Decentralized Anomaly Detection in Electric Vehicle Supply Equipment via Federated Learning and Blockchain Integration
摘要
Across the electric vehicle life cycle, ensuring the security of electric vehicle supply equipment (EVSE) is of rising importance as cyber threats against charging infrastructure continue to escalate. This study presents a comprehensive architecture for securing and ensuring privacy in EVSE systems, with a focus on the CIC-EVSE-2024 dataset. The proposed methodology comprises four main stages: data preprocessing, centralized learning, federated learning, and blockchain-enhanced federated learning.
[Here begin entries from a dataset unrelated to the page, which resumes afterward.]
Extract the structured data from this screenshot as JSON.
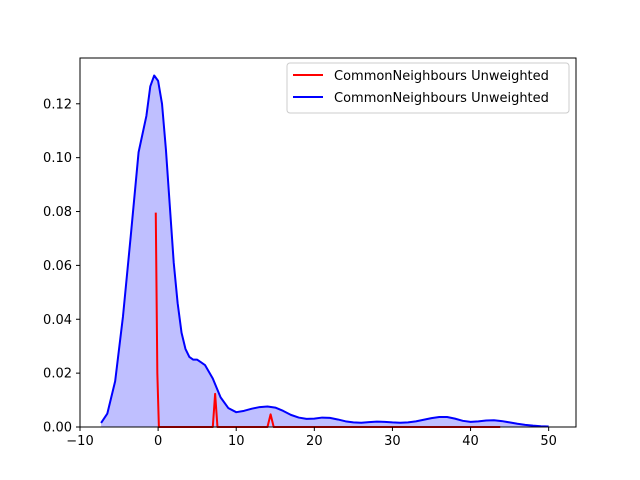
{
  "chart_data": {
    "type": "line",
    "title": "",
    "xlabel": "",
    "ylabel": "",
    "xlim": [
      -10,
      53.5
    ],
    "ylim": [
      0,
      0.137
    ],
    "xticks": [
      -10,
      0,
      10,
      20,
      30,
      40,
      50
    ],
    "yticks": [
      0.0,
      0.02,
      0.04,
      0.06,
      0.08,
      0.1,
      0.12
    ],
    "xtick_labels": [
      "−10",
      "0",
      "10",
      "20",
      "30",
      "40",
      "50"
    ],
    "ytick_labels": [
      "0.00",
      "0.02",
      "0.04",
      "0.06",
      "0.08",
      "0.10",
      "0.12"
    ],
    "grid": false,
    "legend_position": "top-right",
    "series": [
      {
        "name": "CommonNeighbours Unweighted",
        "color": "#ff0000",
        "fill": false,
        "x": [
          -0.3,
          -0.1,
          0.1,
          0.3,
          7.0,
          7.3,
          7.6,
          8.0,
          14.0,
          14.4,
          14.8,
          43.8
        ],
        "y": [
          0.0796,
          0.02,
          0.0,
          0.0,
          0.0,
          0.0123,
          0.0,
          0.0,
          0.0,
          0.0047,
          0.0,
          0.0
        ]
      },
      {
        "name": "CommonNeighbours Unweighted",
        "color": "#0000ff",
        "fill": true,
        "fill_color": "#bfbfff",
        "x": [
          -7.3,
          -6.5,
          -5.5,
          -4.5,
          -3.5,
          -2.5,
          -1.5,
          -1.0,
          -0.5,
          0.0,
          0.5,
          1.0,
          1.5,
          2.0,
          2.5,
          3.0,
          3.5,
          4.0,
          4.5,
          5.0,
          5.5,
          6.0,
          7.0,
          8.0,
          9.0,
          10.0,
          11.0,
          12.0,
          13.0,
          14.0,
          15.0,
          16.0,
          17.0,
          18.0,
          19.0,
          20.0,
          21.0,
          22.0,
          23.0,
          24.0,
          25.0,
          26.0,
          27.0,
          28.0,
          29.0,
          30.0,
          31.0,
          32.0,
          33.0,
          34.0,
          35.0,
          36.0,
          37.0,
          38.0,
          39.0,
          40.0,
          41.0,
          42.0,
          43.0,
          44.0,
          45.0,
          46.0,
          47.0,
          48.0,
          49.0,
          50.0
        ],
        "y": [
          0.0015,
          0.005,
          0.017,
          0.041,
          0.071,
          0.102,
          0.1155,
          0.1265,
          0.1305,
          0.1285,
          0.12,
          0.103,
          0.082,
          0.061,
          0.046,
          0.035,
          0.029,
          0.026,
          0.025,
          0.025,
          0.024,
          0.023,
          0.018,
          0.011,
          0.007,
          0.0055,
          0.006,
          0.0068,
          0.0074,
          0.0076,
          0.0072,
          0.006,
          0.0045,
          0.0035,
          0.003,
          0.0031,
          0.0035,
          0.0034,
          0.0028,
          0.0021,
          0.0017,
          0.0016,
          0.0018,
          0.002,
          0.0019,
          0.0017,
          0.0016,
          0.0017,
          0.0021,
          0.0027,
          0.0033,
          0.0037,
          0.0037,
          0.0031,
          0.0023,
          0.0019,
          0.0021,
          0.0024,
          0.0025,
          0.0022,
          0.0017,
          0.0012,
          0.0008,
          0.0005,
          0.0003,
          0.0002
        ]
      }
    ]
  }
}
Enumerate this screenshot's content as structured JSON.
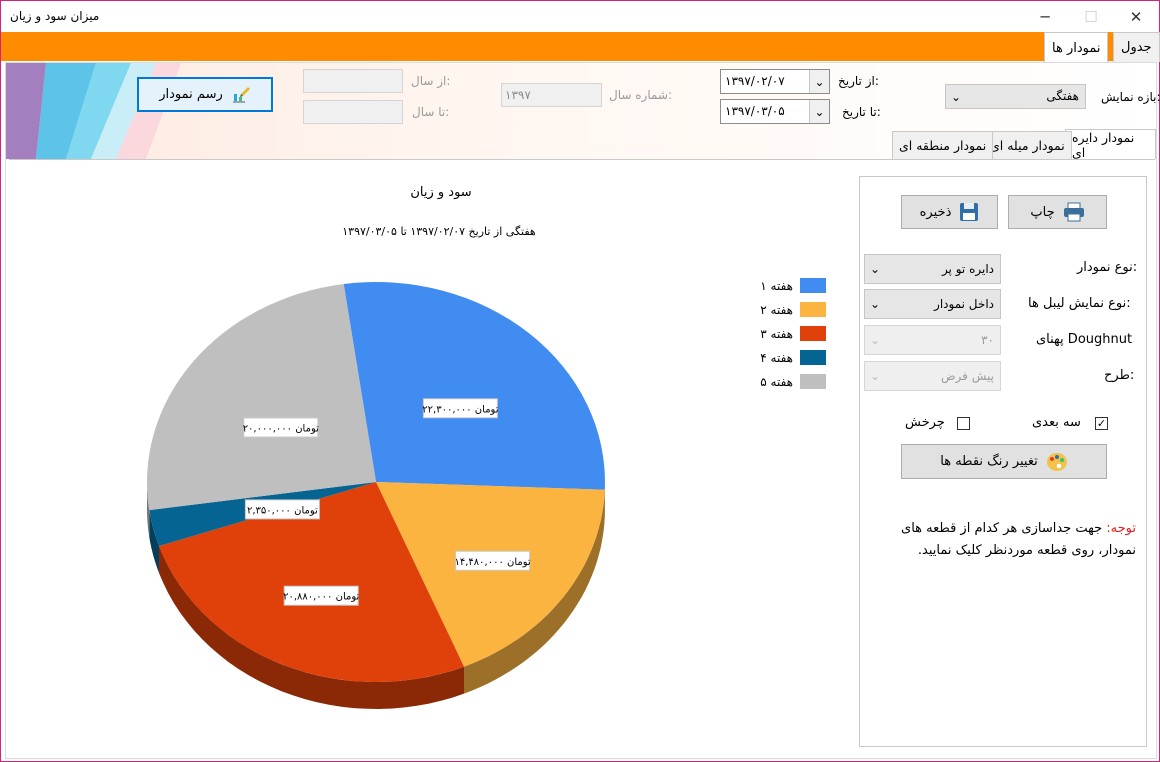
{
  "window": {
    "title": "میزان سود و زیان",
    "controls": {
      "minimize": "─",
      "maximize": "☐",
      "close": "✕"
    }
  },
  "main_tabs": [
    {
      "label": "جدول",
      "active": false
    },
    {
      "label": "نمودار ها",
      "active": true
    }
  ],
  "filters": {
    "period_label": "بازه نمایش:",
    "period_value": "هفتگی",
    "from_date_label": "از تاریخ:",
    "from_date_value": "۱۳۹۷/۰۲/۰۷",
    "to_date_label": "تا تاریخ:",
    "to_date_value": "۱۳۹۷/۰۳/۰۵",
    "year_number_label": "شماره سال:",
    "year_number_value": "۱۳۹۷",
    "from_year_label": "از سال:",
    "from_year_value": "",
    "to_year_label": "تا سال:",
    "to_year_value": "",
    "draw_button": "رسم نمودار"
  },
  "chart_tabs": [
    {
      "label": "نمودار دایره ای",
      "active": true
    },
    {
      "label": "نمودار میله ای",
      "active": false
    },
    {
      "label": "نمودار منطقه ای",
      "active": false
    }
  ],
  "settings": {
    "print_button": "چاپ",
    "save_button": "ذخیره",
    "chart_type_label": "نوع نمودار:",
    "chart_type_value": "دایره تو پر",
    "label_display_label": "نوع نمایش لیبل ها:",
    "label_display_value": "داخل نمودار",
    "doughnut_width_label": "پهنای Doughnut",
    "doughnut_width_value": "۳۰",
    "theme_label": "طرح:",
    "theme_value": "پیش فرض",
    "three_d_label": "سه بعدی",
    "three_d_checked": true,
    "rotate_label": "چرخش",
    "rotate_checked": false,
    "change_color_button": "تغییر رنگ نقطه ها",
    "note_title": "توجه:",
    "note_text": "جهت جداسازی هر کدام از قطعه های نمودار، روی قطعه موردنظر کلیک نمایید."
  },
  "chart_data": {
    "type": "pie",
    "title": "سود و زیان",
    "subtitle": "هفتگی از تاریخ ۱۳۹۷/۰۲/۰۷ تا ۱۳۹۷/۰۳/۰۵",
    "three_d": true,
    "legend_position": "right",
    "categories": [
      "هفته ۱",
      "هفته ۲",
      "هفته ۳",
      "هفته ۴",
      "هفته ۵"
    ],
    "values": [
      22300000,
      14480000,
      20880000,
      2350000,
      20000000
    ],
    "data_labels": [
      "۲۲,۳۰۰,۰۰۰ تومان",
      "۱۴,۴۸۰,۰۰۰ تومان",
      "۲۰,۸۸۰,۰۰۰ تومان",
      "۲,۳۵۰,۰۰۰ تومان",
      "۲۰,۰۰۰,۰۰۰ تومان"
    ],
    "colors": [
      "#418cf0",
      "#fcb441",
      "#e0400a",
      "#056492",
      "#bfbfbf"
    ]
  }
}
Principal Component Analysis (PCA) and the Synthetic Minority Over-sampling Technique (SMOTE) were used to improve the quality of the data during preprocessing. During the centralized learning phase, various machine learning models, including the hybrid CNN-LSTM architecture, were trained and evaluated to determine their suitability for anomaly detection. The federated learning setup was therefore constructed in such a way as to ensure data privacy while granting decentralized model training across clients with non-independent and identically distributed (non-IID) data. Blockchain integration provides a secure platform for recording model updates, ensuring integrity and accountability. The experimental results demonstrated a notable improvement in the classification performance, thus proving that integrating advanced machine learning technologies with blockchain is a viable approach for addressing cybersecurity challenges in EVSE systems. This framework provides a scalable and privacy-aware solution for future EVSE infrastructure.